Turkeys tend to be more aggressive during the spring mating season. Occasionally, a male will see his reflection in a car door and start pecking at his own image as if fighting a rival.
If you’re bothered by turkeys in your yard, Widholm suggests removing bird feeders and other food sources for at least a few weeks. And if a turkey doesn’t stray out of your way, Widholm says you shouldn’t be afraid to “hold your ground” by shouting, waving a broom or hosing the bird down with a garden hose.
Wisconsin allows people to hunt a limited number of turkeys in the spring. And, outside the hunting season, it is possible to apply for a permit from the MRN to allow the removal of turkeys deemed harmful. This is usually due to complaints of turkeys chasing humans, disrupting traffic or causing property damage, said Brad Koele, DNR wildlife damage coordinator.
This year, the DNR issued 22 such permits, which could allow turkeys to be moved or killed, Koele said.
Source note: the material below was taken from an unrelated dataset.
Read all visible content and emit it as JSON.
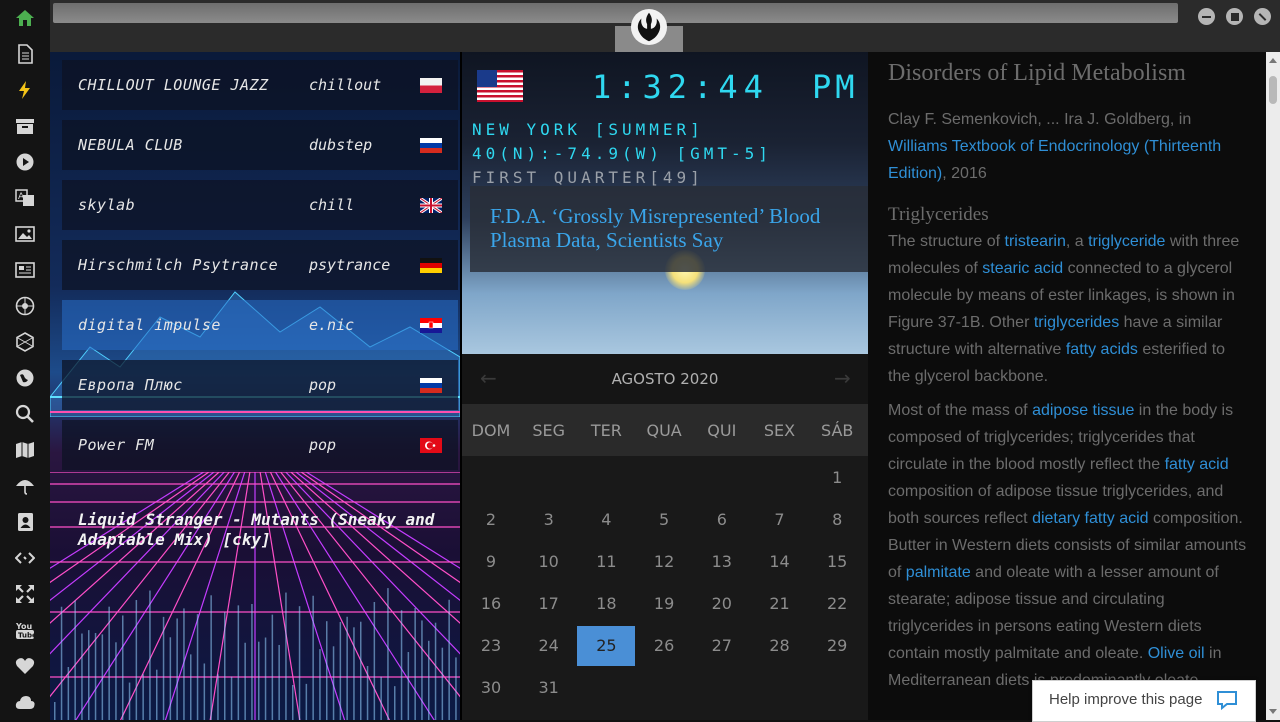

People can apply for permits for private residences or businesses and many are given at airports, due to concerns about turkeys disrupting planes, Koele said.
Only three of the nuisance permits were granted to municipalities in 2022. In the town of Wauwatosa, where the abundant so-called “Tosa turkeys” have a love-hate relationship with locals, the city has brought in contractors to kill three “aggressive” turkeys before donating their meat to pantries, the Milwaukee Journal Sentinel reported.
Also this year, the city of Oshkosh killed four nuisance turkeys and donated their meat, and the village of Jackson obtained a nuisance permit but ultimately did not remove any turkeys, Koele said.
Although the turkeys in his Madison neighborhood can be scrappy, Evans considers it a treat to be around the birds.
“I’ve definitely heard people say, ‘Oh, they’re such ugly birds’ or ‘they’re so dirty’ or ‘they’re so dirty,'” she said. “I do not agree. I don’t take for granted how cool it is that we have this community where there are humans and these wild birds co-existing quite peacefully.”